The annual Monte Bello futures tastings are the first glimpse that many of us get at the quality of the most recent vintage. 2011 was a tough year in California; a late, wet spring delayed budbreak; rain during flowering impacted the fruit set resulting in low yields; a cool summer increased the pressure of mildew and botrytis, and also meant that many regions struggled to get fruit to ripen.
The more experienced producers are used to difficult years, and this year they needed to tap that experience. There are lots of techniques that can be used to help the vines such as green harvesting (dropping fruit to allow the rest to ripen) and leaf pulling (removing leaves that aren't wanted). Then there are high-tech solutions such as reflective sheeting to direct sunlight back up at the plants. But even if you do all the work you're still reliant on the weather to do its share, and in 2011 it wasn't exactly cooperating.
On a sunny weekend in March Ridge opened the doors to their Monte Bello Collectors and gave us a taste of 2011. Barrel samples of the four varieties that make up Monte Bello as well as a taste of the first assemblage.
2011 Petit Verdot, Olivos Block. 12.2% Alcohol
I love the nose on Petit Verdot, and I'm always disappointed when it doesn't make the final blend. It opens with bright violet and blueberry notes, but the palate is disappointingly simple; light tannic fruit. This won't be in the blend, but should add some nice aromas to the Estate blend.
2011 Cabernet Franc, North Gate Block. 12.0% Alcohol
The nose shows lots of espresso coffee beans; that comes through on the palate too. It's got a green, leafy note to it and some tart brambly fruit. These young vines won't make it into the final blend, but another parcel will.
2011 Merlot, La Vasseur Block. 12.5% Alcohol
Merlot was hit particularly hard by rain during flowering, and the yieldsa are much lower than usual. There's not much going on on the nose. In the mouth it's rustic and tannic; plenty of acidity but very little fruit. Yet another block that won't be in the Monte Bello.

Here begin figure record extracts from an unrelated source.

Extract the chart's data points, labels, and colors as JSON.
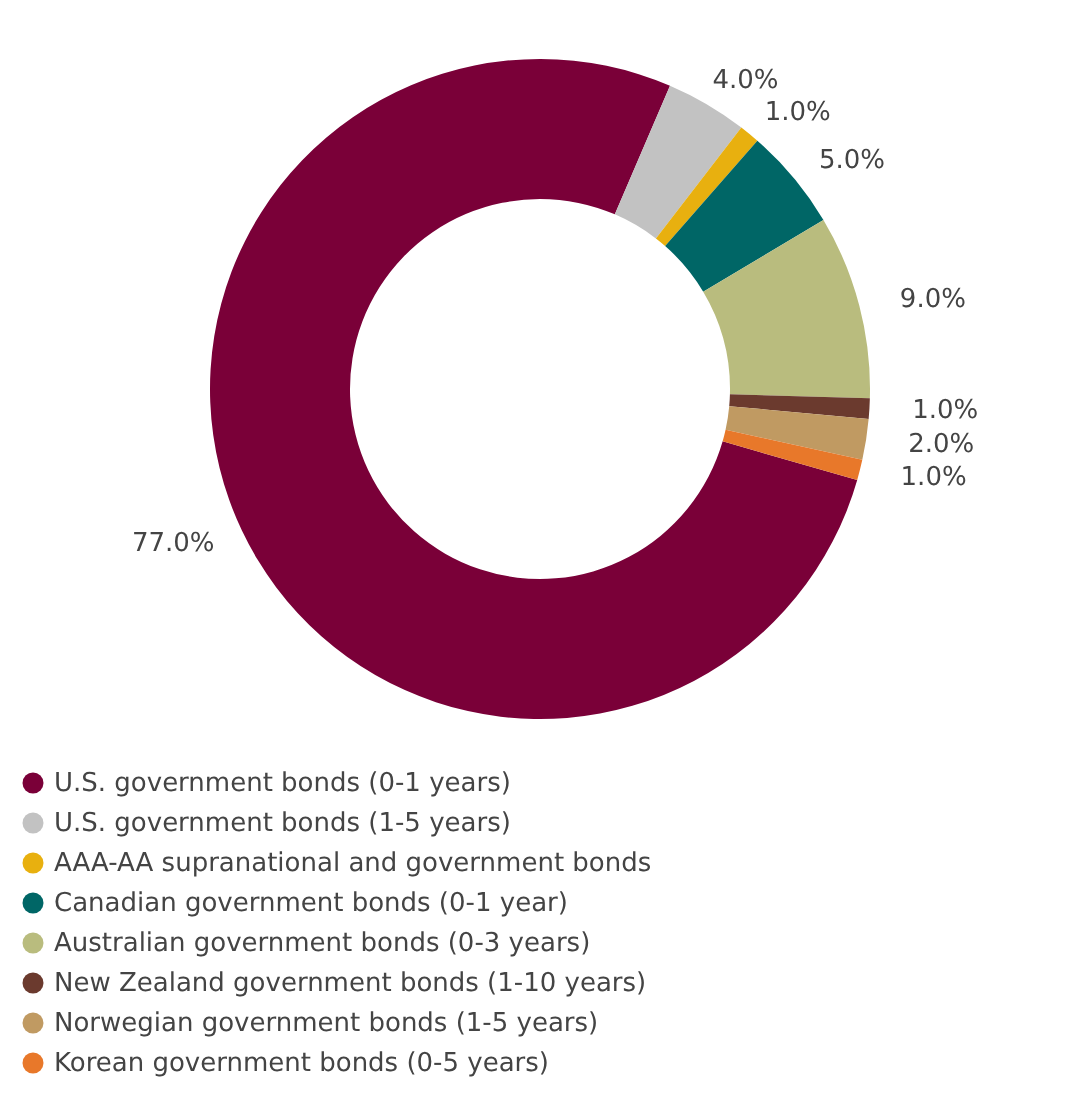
{
  "chart_data": {
    "type": "donut",
    "categories": [
      "U.S. government bonds (0-1 years)",
      "U.S. government bonds (1-5 years)",
      "AAA-AA supranational and government bonds",
      "Canadian government bonds (0-1 year)",
      "Australian government bonds (0-3 years)",
      "New Zealand government bonds (1-10 years)",
      "Norwegian government bonds (1-5 years)",
      "Korean government bonds (0-5 years)"
    ],
    "values": [
      77,
      4,
      1,
      5,
      9,
      1,
      2,
      1
    ],
    "value_labels": [
      "77.0%",
      "4.0%",
      "1.0%",
      "5.0%",
      "9.0%",
      "1.0%",
      "2.0%",
      "1.0%"
    ],
    "colors": [
      "#7a0038",
      "#c2c2c2",
      "#e8b00f",
      "#006666",
      "#b9bc7e",
      "#6b3a2e",
      "#c09a62",
      "#e8782a"
    ],
    "legend": "bottom"
  }
}
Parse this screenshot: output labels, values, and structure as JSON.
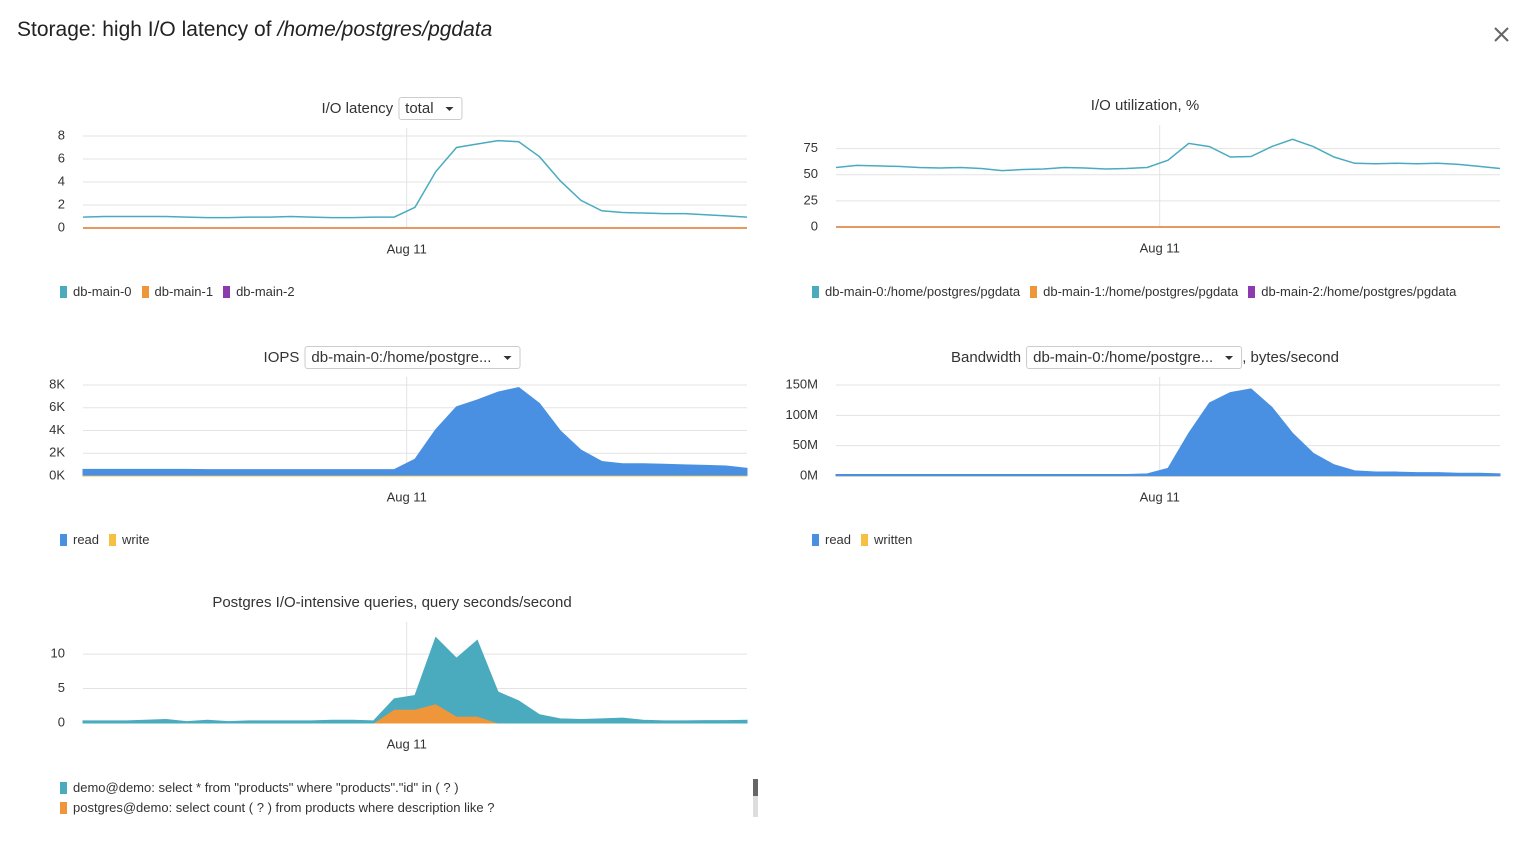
{
  "header": {
    "title": "Storage: high I/O latency of",
    "title_path": "/home/postgres/pgdata"
  },
  "chart_data": [
    {
      "type": "line",
      "title": "I/O latency",
      "dropdown": "total",
      "x": [
        0,
        1,
        2,
        3,
        4,
        5,
        6,
        7,
        8,
        9,
        10,
        11,
        12,
        13,
        14,
        15,
        16,
        17,
        18,
        19,
        20,
        21,
        22,
        23,
        24,
        25,
        26,
        27,
        28,
        29,
        30,
        31,
        32
      ],
      "xlim": [
        0,
        32
      ],
      "xticks": [
        {
          "value": 15.6,
          "label": "Aug 11"
        }
      ],
      "ylim": [
        0,
        8
      ],
      "yticks": [
        0,
        2,
        4,
        6,
        8
      ],
      "grid": true,
      "series": [
        {
          "name": "db-main-0",
          "color": "#4aabbf",
          "values": [
            0.95,
            1,
            1,
            1,
            1,
            0.95,
            0.9,
            0.9,
            0.95,
            0.95,
            1,
            0.95,
            0.9,
            0.9,
            0.95,
            0.95,
            1.8,
            4.9,
            7,
            7.3,
            7.6,
            7.5,
            6.2,
            4.1,
            2.4,
            1.5,
            1.35,
            1.3,
            1.25,
            1.25,
            1.15,
            1.05,
            0.95
          ]
        },
        {
          "name": "db-main-1",
          "color": "#f0963a",
          "values": [
            0,
            0,
            0,
            0,
            0,
            0,
            0,
            0,
            0,
            0,
            0,
            0,
            0,
            0,
            0,
            0,
            0,
            0,
            0,
            0,
            0,
            0,
            0,
            0,
            0,
            0,
            0,
            0,
            0,
            0,
            0,
            0,
            0
          ]
        },
        {
          "name": "db-main-2",
          "color": "#8e3aaf",
          "values": [
            0,
            0,
            0,
            0,
            0,
            0,
            0,
            0,
            0,
            0,
            0,
            0,
            0,
            0,
            0,
            0,
            0,
            0,
            0,
            0,
            0,
            0,
            0,
            0,
            0,
            0,
            0,
            0,
            0,
            0,
            0,
            0,
            0
          ]
        }
      ]
    },
    {
      "type": "line",
      "title": "I/O utilization, %",
      "x": [
        0,
        1,
        2,
        3,
        4,
        5,
        6,
        7,
        8,
        9,
        10,
        11,
        12,
        13,
        14,
        15,
        16,
        17,
        18,
        19,
        20,
        21,
        22,
        23,
        24,
        25,
        26,
        27,
        28,
        29,
        30,
        31,
        32
      ],
      "xlim": [
        0,
        32
      ],
      "xticks": [
        {
          "value": 15.6,
          "label": "Aug 11"
        }
      ],
      "ylim": [
        0,
        90
      ],
      "yticks": [
        0,
        25,
        50,
        75
      ],
      "grid": true,
      "series": [
        {
          "name": "db-main-0:/home/postgres/pgdata",
          "color": "#4aabbf",
          "values": [
            57,
            59,
            58.5,
            58,
            57,
            56.5,
            57,
            56,
            54,
            55,
            55.5,
            57,
            56.5,
            55.5,
            56,
            57,
            64,
            80,
            77,
            67,
            67.5,
            77,
            84,
            77,
            67,
            61,
            60.5,
            61,
            60.5,
            61,
            60,
            58,
            56
          ]
        },
        {
          "name": "db-main-1:/home/postgres/pgdata",
          "color": "#f0963a",
          "values": [
            0,
            0,
            0,
            0,
            0,
            0,
            0,
            0,
            0,
            0,
            0,
            0,
            0,
            0,
            0,
            0,
            0,
            0,
            0,
            0,
            0,
            0,
            0,
            0,
            0,
            0,
            0,
            0,
            0,
            0,
            0,
            0,
            0
          ]
        },
        {
          "name": "db-main-2:/home/postgres/pgdata",
          "color": "#8e3aaf",
          "values": [
            0,
            0,
            0,
            0,
            0,
            0,
            0,
            0,
            0,
            0,
            0,
            0,
            0,
            0,
            0,
            0,
            0,
            0,
            0,
            0,
            0,
            0,
            0,
            0,
            0,
            0,
            0,
            0,
            0,
            0,
            0,
            0,
            0
          ]
        }
      ]
    },
    {
      "type": "area",
      "title": "IOPS",
      "dropdown": "db-main-0:/home/postgre...",
      "x": [
        0,
        1,
        2,
        3,
        4,
        5,
        6,
        7,
        8,
        9,
        10,
        11,
        12,
        13,
        14,
        15,
        16,
        17,
        18,
        19,
        20,
        21,
        22,
        23,
        24,
        25,
        26,
        27,
        28,
        29,
        30,
        31,
        32
      ],
      "xlim": [
        0,
        32
      ],
      "xticks": [
        {
          "value": 15.6,
          "label": "Aug 11"
        }
      ],
      "ylim": [
        0,
        8000
      ],
      "yticks": [
        {
          "value": 0,
          "label": "0K"
        },
        {
          "value": 2000,
          "label": "2K"
        },
        {
          "value": 4000,
          "label": "4K"
        },
        {
          "value": 6000,
          "label": "6K"
        },
        {
          "value": 8000,
          "label": "8K"
        }
      ],
      "grid": true,
      "series": [
        {
          "name": "read",
          "color": "#4a90e2",
          "values": [
            500,
            500,
            500,
            500,
            500,
            500,
            480,
            480,
            480,
            480,
            480,
            480,
            480,
            480,
            480,
            480,
            1400,
            4000,
            6000,
            6600,
            7300,
            7700,
            6300,
            3900,
            2200,
            1200,
            1000,
            1000,
            950,
            900,
            850,
            800,
            600
          ]
        },
        {
          "name": "write",
          "color": "#f5c044",
          "values": [
            80,
            80,
            80,
            80,
            80,
            80,
            80,
            80,
            80,
            80,
            80,
            80,
            80,
            80,
            80,
            80,
            80,
            80,
            80,
            80,
            80,
            80,
            80,
            80,
            80,
            80,
            80,
            80,
            80,
            80,
            80,
            80,
            80
          ]
        }
      ]
    },
    {
      "type": "area",
      "title": "Bandwidth",
      "dropdown": "db-main-0:/home/postgre...",
      "title_suffix": ", bytes/second",
      "x": [
        0,
        1,
        2,
        3,
        4,
        5,
        6,
        7,
        8,
        9,
        10,
        11,
        12,
        13,
        14,
        15,
        16,
        17,
        18,
        19,
        20,
        21,
        22,
        23,
        24,
        25,
        26,
        27,
        28,
        29,
        30,
        31,
        32
      ],
      "xlim": [
        0,
        32
      ],
      "xticks": [
        {
          "value": 15.6,
          "label": "Aug 11"
        }
      ],
      "ylim": [
        0,
        150000000
      ],
      "yticks": [
        {
          "value": 0,
          "label": "0M"
        },
        {
          "value": 50000000,
          "label": "50M"
        },
        {
          "value": 100000000,
          "label": "100M"
        },
        {
          "value": 150000000,
          "label": "150M"
        }
      ],
      "grid": true,
      "series": [
        {
          "name": "read",
          "color": "#4a90e2",
          "values": [
            2000000,
            2000000,
            2000000,
            2000000,
            2000000,
            2000000,
            2000000,
            2000000,
            2000000,
            2000000,
            2000000,
            2000000,
            2000000,
            2000000,
            2000000,
            3000000,
            12000000,
            70000000,
            120000000,
            137000000,
            143000000,
            113000000,
            70000000,
            37000000,
            18000000,
            8000000,
            6000000,
            6000000,
            5000000,
            5000000,
            4000000,
            4000000,
            3000000
          ]
        },
        {
          "name": "written",
          "color": "#f5c044",
          "values": [
            500000,
            500000,
            500000,
            500000,
            500000,
            500000,
            500000,
            500000,
            500000,
            500000,
            500000,
            500000,
            500000,
            500000,
            500000,
            500000,
            500000,
            500000,
            500000,
            500000,
            500000,
            500000,
            500000,
            500000,
            500000,
            500000,
            500000,
            500000,
            500000,
            500000,
            500000,
            500000,
            500000
          ]
        }
      ]
    },
    {
      "type": "area",
      "title": "Postgres I/O-intensive queries, query seconds/second",
      "x": [
        0,
        1,
        2,
        3,
        4,
        5,
        6,
        7,
        8,
        9,
        10,
        11,
        12,
        13,
        14,
        15,
        16,
        17,
        18,
        19,
        20,
        21,
        22,
        23,
        24,
        25,
        26,
        27,
        28,
        29,
        30,
        31,
        32
      ],
      "xlim": [
        0,
        32
      ],
      "xticks": [
        {
          "value": 15.6,
          "label": "Aug 11"
        }
      ],
      "ylim": [
        0,
        13.5
      ],
      "yticks": [
        0,
        5,
        10
      ],
      "grid": true,
      "series": [
        {
          "name": "demo@demo: select * from \"products\" where \"products\".\"id\" in ( ? )",
          "color": "#4aabbf",
          "values": [
            0.3,
            0.3,
            0.3,
            0.4,
            0.5,
            0.2,
            0.4,
            0.2,
            0.3,
            0.3,
            0.3,
            0.3,
            0.4,
            0.4,
            0.3,
            1.5,
            2,
            9.6,
            8.4,
            11,
            4.5,
            3.2,
            1.2,
            0.6,
            0.5,
            0.6,
            0.7,
            0.4,
            0.3,
            0.3,
            0.35,
            0.35,
            0.4
          ]
        },
        {
          "name": "postgres@demo: select count ( ? ) from products where description like ?",
          "color": "#f0963a",
          "values": [
            0,
            0,
            0,
            0,
            0,
            0,
            0,
            0,
            0,
            0,
            0,
            0,
            0,
            0,
            0,
            2,
            2,
            2.8,
            1,
            1,
            0,
            0,
            0,
            0,
            0,
            0,
            0,
            0,
            0,
            0,
            0,
            0,
            0
          ]
        }
      ]
    }
  ]
}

2011 Cabernet Sauvignon, La Vasseur Block. 12.8% Alcohol
Monte Bello has always been a Cabernet Sauvignon based wine, and this year looks like having the highest proportion of Cabernet in a good few years. But as with all the other varietal samples, this one hasn't made the cut, though is still under consideration. The nose is light, with wafer, berry and meat. On the palate it's lightweight, with flavours of blueberry, bramble, tobacco and smoke.
2011 Monte Bello, First Assemblage.
87% Cabernet Sauvignon, 9% Merlot, 4% Cabernet Franc.
The nose is rather shy at this stage, with smoke, tobacco and berry emerging with some coaxing. There seems to be a lot less fruit than in a typical Monte Bello at this stage; instead there's lots of coffee, graphite, tannin and cocoa. It's probably going to be a long wait for this to reach its peak. 90-92
The winery was also pouring some new and current releases
2009 Monte Bello
New release. There's an odd, volatile note in the nose and it seems lighter than usual. There's plenty of red fruit and loads of tannin. Sometimes Monte Bello can be approachable on release with some air, but this one seems to need a good rest. 92+
2009 Klein Vineyard Cabernet Sauvignon
One of three "Classic Vineyard" wines released earlier this year - they were presented at the December bloggers' tasting, which I missed. The other two are a Perrone Vineyard Cabernet Franc and a Torre Ranch Merlot.
Nose is smoky, with plenty of berry fruit. On the palate it explodes with cassis, bramble and blueberry, with a long finish. 93+
2006 Monte Bello
I've had this a few times and it continues to delight. Stuck between two vintages that generally have been more highly regarded, the 2006 stands well. Lots of graphite, smoke and rich, smooth blackberry and blackcurrant fruit it tastes great now and will only get better. 94
2009 Estate Merlot
Ridge don't usually bottle a Merlot on its own; any that doesn't make the Monte Bello tends to end up as a significant proportion of what used to be called the Santa Cruz Mountains blend. In 2009 they had enough fruit to make two Estate wines. The Merlot has a soft, floral nose and soft yet rich fruits - black plum and blueberry. Something to drink now while you're waiting for the others to mature. 91
2009 Estate Cabernet Sauvignon
Smoky, berry nose; lovely rustic blackcurrant and bramble fruit. 92
So in conclusion, the 2011 Monte Bello will probably turn out to be a very nice wine in
time. However Ridge is such a reliable producer that you can say that about almost everything they make. I may be proven wrong, but I don't see this being one of the greatest vintages; at the moment it's my least favourite since 2004 and possibly since 2000. Right now they have some excellent wines from the 2009 vintage; in addition to the ones above there are also the superb 2009 Geyserville and Lytton Springs to consider. Because of this I passed on the 2011 Monte Bello and instead bought a mixed case of 2009s.
2011 was a tough vintage for growers. It will be an even tougher vintage for sellers. I certainly don't plan on buying anything without tasting it first.